On Feb. 27, 2013, he penned an op-ed piece published in the Financial Times, titled “China should abandon North Korea.” Given his post with the Communist Party’s authoritative organization, many outside purveyors judged that his view must have been a reflection of the internal pronouncement of the Chinese Communist Party leadership’s emerging new policy on North Korea. Otherwise, the logic went, Deng would not have dared to write such an unorthodox piece, with such a provocative title, in such a major Western newspaper. Doing so would have risked his career.

Some further speculated that the Chinese foreign ministry was in “pre-consultation” with Deng. In other words, the Chinese government was using him as a “messenger” to signal to the world that China would decouple its problematic ideological ally from the Cold War era.

Deng’s piece became an instant international headline.

However, this author’s two-hour lunch with Deng in Beijing, after his publication, revealed that the episode was entirely his personal initiative. He was not “on a mission.” The foreign ministry didn’t consult him. In fact, the foreign ministry also found out about his article the same time as everyone else ― after it was published.

According to Deng, the Chinese foreign ministry subsequently lodged an angry complaint to his employer. Soon afterwards, he was fired.

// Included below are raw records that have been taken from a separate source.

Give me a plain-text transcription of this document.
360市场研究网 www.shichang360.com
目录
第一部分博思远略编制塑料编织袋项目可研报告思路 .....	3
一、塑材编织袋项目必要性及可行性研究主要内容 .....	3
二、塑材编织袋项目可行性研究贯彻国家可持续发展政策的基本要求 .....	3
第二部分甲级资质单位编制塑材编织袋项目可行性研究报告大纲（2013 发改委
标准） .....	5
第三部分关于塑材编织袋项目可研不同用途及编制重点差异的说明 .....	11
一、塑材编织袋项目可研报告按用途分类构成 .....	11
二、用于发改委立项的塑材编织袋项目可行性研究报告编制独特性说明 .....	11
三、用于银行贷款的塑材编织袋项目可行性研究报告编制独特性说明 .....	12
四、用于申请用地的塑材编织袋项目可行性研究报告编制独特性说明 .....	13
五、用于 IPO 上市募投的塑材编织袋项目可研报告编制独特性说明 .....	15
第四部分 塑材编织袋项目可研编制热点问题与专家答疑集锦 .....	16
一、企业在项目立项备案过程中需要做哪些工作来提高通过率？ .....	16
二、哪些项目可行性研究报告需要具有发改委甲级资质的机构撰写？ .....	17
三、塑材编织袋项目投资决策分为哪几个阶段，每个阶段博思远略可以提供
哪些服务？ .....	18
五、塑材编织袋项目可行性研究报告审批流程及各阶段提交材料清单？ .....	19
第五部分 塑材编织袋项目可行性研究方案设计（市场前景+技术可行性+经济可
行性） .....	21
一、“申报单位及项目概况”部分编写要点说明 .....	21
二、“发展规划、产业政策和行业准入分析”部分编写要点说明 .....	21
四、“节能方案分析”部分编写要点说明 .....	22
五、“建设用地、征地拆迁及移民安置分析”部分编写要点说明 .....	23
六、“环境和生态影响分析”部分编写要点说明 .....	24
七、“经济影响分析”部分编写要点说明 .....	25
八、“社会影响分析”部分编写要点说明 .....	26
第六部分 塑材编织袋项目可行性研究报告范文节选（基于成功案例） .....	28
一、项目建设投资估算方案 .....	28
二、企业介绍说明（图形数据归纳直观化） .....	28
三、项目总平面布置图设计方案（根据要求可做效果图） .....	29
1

While the fact that his column drew worldwide attention and his article made a huge impact on shaping the perception of the Chinese policy shift on North Korea, the very fact that he was dismissed and fired from his post at the Communist Party organization received relatively little media coverage and a considerable number of the public were not aware of it. This resulted in a significant “information asymmetry” in the way the outside world still understands the matter.

A key question that arises was why he bothered to write the piece, which cost his career?

Surprisingly, his motivation appeared to be more personally based ― partly polemic and partly opportunistic. And it may have more to do with his mistake in misjudging China’s censorship line. Deng was savvy about it and, in fact, his job involved reviewing the political correctness of the material to be published in the Communist Party publication. Apparently, this time, he failed the test.

“In today’s China, you have more freedom to voice your views and that’s fine as long as it doesn’t directly challenge the legitimacy of the Communist Party rule. I thought I knew where the boundary was,” Deng told me.

Deng speculated that his article backfired because it was published at a particularly sensitive time when China’s ties with North Korea became the focus of the world’s attention, and he earned the ire of the Chinese government.

It was also established during my conversation with Deng that he had previously sent out the article to several Chinese media outlets first. All of them rejected it – a clear indication that his article stood outside the Chinese Communist Party’s thinking.

Looking back on Deng’s case, a Chinese scholar said he knew Deng’s act would amount to political suicide in China: “Deng argued that we should abandon North Korea. But it was him who was abandoned.”

An important detail of Deng’s case is that Deng himself didn’t believe China would actually abandon North Korea, even though he wrote so. He told me that the Chinese government would not change its policy on North Korea even though a growing number of Chinese citizens were publicly expressing their anger towards North Korea and their frustrations on the Chinese government’s policy, including using the increasingly vocal social media platforms.

“The [Communist Party] leadership believes the public is not thinking clearly from the national interest’s perspective,” Deng said, indicating that the Chinese leadership still regards North Korea as a geopolitical asset. In a country where leaders are not directly elected by public votes, the government can still sustain its old policy, despite some public discontent – at least so far. Deng’s remark thus explains why there is the gap between Chinese public’s negative perception on North Korea and the Chinese government’s actual policy. Even though some liberal Chinese intellectuals and scholars have voiced their personal views on North Korea, traditional thinking and conservative mindset at the Chinese leadership in support of China-North Korea ties still dominate China’s policy on North Korea.